The launch included a good selection of partners – everyone from Angry Birds to Save The Children – and prompted a rush on pages being set up. They do seem to be mostly Facebook-lite additions to the social media portfolio, but that’s to be expected this early in the game. What’s going to be interesting is whether or not anyone figures out what it is that Google Plus is really for, other than the +1 button helping improve Google search, and Not Being Facebook, as XKCD so rightly pointed out. Huddle (the messenger service for circles) and hangouts (webcam chat within circles) certainly have potential in terms of personal profiles, but quite how this might work for pages isn’t clear.
One thing that will almost certainly work in the favor of G+ in terms of social media and digital marketing is the quality of information that Google Analytics can offer over anything from Facebook. There’s no form of analytics available quite yet for page users, although it’s been promised that it will be rolled out in due course. Another vital feature that’s missing is multiple administrator support. Custom URLs are also missing, and to register a page you do need to have a personal Google Plus account.

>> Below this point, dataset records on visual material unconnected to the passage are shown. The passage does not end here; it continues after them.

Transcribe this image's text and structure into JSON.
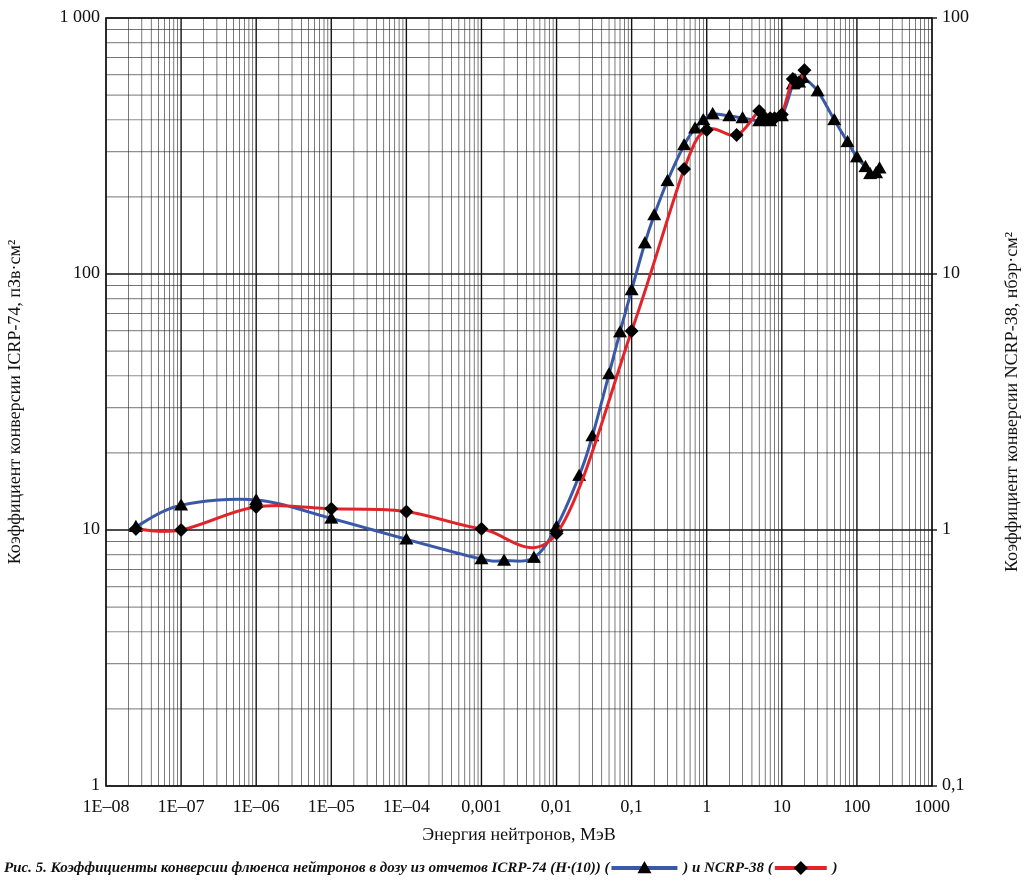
{
  "chart_data": {
    "type": "line",
    "xlabel": "Энергия нейтронов, МэВ",
    "ylabel": "Коэффициент конверсии ICRP-74, пЗв·см²",
    "y2label": "Коэффициент конверсии NCRP-38, нбэр·см²",
    "caption": "Рис. 5. Коэффициенты конверсии флюенса нейтронов в дозу из отчетов",
    "caption_joiner": "и",
    "legend_brackets": [
      "(",
      ")"
    ],
    "xscale": "log",
    "yscale": "log",
    "y2scale": "log",
    "grid": true,
    "xlim": [
      1e-08,
      1000
    ],
    "xticks": [
      {
        "value": 1e-08,
        "label": "1E–08"
      },
      {
        "value": 1e-07,
        "label": "1E–07"
      },
      {
        "value": 1e-06,
        "label": "1E–06"
      },
      {
        "value": 1e-05,
        "label": "1E–05"
      },
      {
        "value": 0.0001,
        "label": "1E–04"
      },
      {
        "value": 0.001,
        "label": "0,001"
      },
      {
        "value": 0.01,
        "label": "0,01"
      },
      {
        "value": 0.1,
        "label": "0,1"
      },
      1,
      10,
      100,
      {
        "value": 1000,
        "label": "1000"
      }
    ],
    "ylim": [
      1,
      1000
    ],
    "yticks": [
      1,
      10,
      100,
      {
        "value": 1000,
        "label": "1 000"
      }
    ],
    "y2lim": [
      0.1,
      100
    ],
    "y2ticks": [
      {
        "value": 0.1,
        "label": "0,1"
      },
      1,
      10,
      100
    ],
    "series": [
      {
        "name": "ICRP-74  (H·(10))",
        "color": "#3a58a8",
        "marker": "triangle",
        "x": [
          2.5e-08,
          1e-07,
          1e-06,
          1e-05,
          0.0001,
          0.001,
          0.002,
          0.005,
          0.01,
          0.02,
          0.03,
          0.05,
          0.07,
          0.1,
          0.15,
          0.2,
          0.3,
          0.5,
          0.7,
          0.9,
          1.2,
          2,
          3,
          5,
          7,
          10,
          14,
          15,
          17,
          19,
          30,
          50,
          75,
          100,
          130,
          150,
          180,
          200
        ],
        "values": [
          10.3,
          12.5,
          13.1,
          11.1,
          9.2,
          7.7,
          7.6,
          7.8,
          10.3,
          16.3,
          23.3,
          40.7,
          59.3,
          86.6,
          132,
          170,
          231,
          319,
          371,
          400,
          422,
          414,
          407,
          396,
          396,
          414,
          552,
          573,
          561,
          585,
          518,
          400,
          328,
          286,
          262,
          246,
          248,
          259
        ]
      },
      {
        "name": "NCRP-38",
        "color": "#e0242a",
        "marker": "diamond",
        "axis": "y2",
        "x": [
          2.5e-08,
          1e-07,
          1e-06,
          1e-05,
          0.0001,
          0.001,
          0.01,
          0.1,
          0.5,
          1,
          2.5,
          5,
          6,
          7,
          8,
          10,
          14,
          17,
          20
        ],
        "values": [
          1.01,
          1.0,
          1.23,
          1.21,
          1.18,
          1.01,
          0.97,
          5.99,
          25.7,
          36.5,
          34.9,
          43.3,
          40.6,
          40.6,
          40.6,
          42.0,
          57.8,
          56.0,
          62.6
        ]
      }
    ]
  }
}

On the plus side though (no pun intended) Google Plus pages are clean and simple, whilst allowing for greater, more in-depth conversation than either Twitter or Facebook. And if you thought that Facebook was a relief after the clutter of a MySpace profile, then Google Plus will seem positively zen. However, this might end up being a problem – one of the things that’s become obvious about corporate social media from brands’ use of Facebook is that they like to be able to customise the experience, and the current look of the new Google Plus pages is a bit (dare I say it) bare from that point of view. Facebook’s also been used extensively for competitions – but as TechCrunch reported, the terms of service for pages explicitly forbid running promotions or competitions on G+ pages – although you can link to them being held elsewhere.
Of course, brands will have no reason to stay unless the customers are there. And as every article written about G+ so far says, mass adoption just hasn’t happened yet. G+ has certainly had some growth, but it’s nothing that’s going to threaten Mr Zuckerberg’s empire.
What do you think about the brand pages on Google+? and how do you predict its future.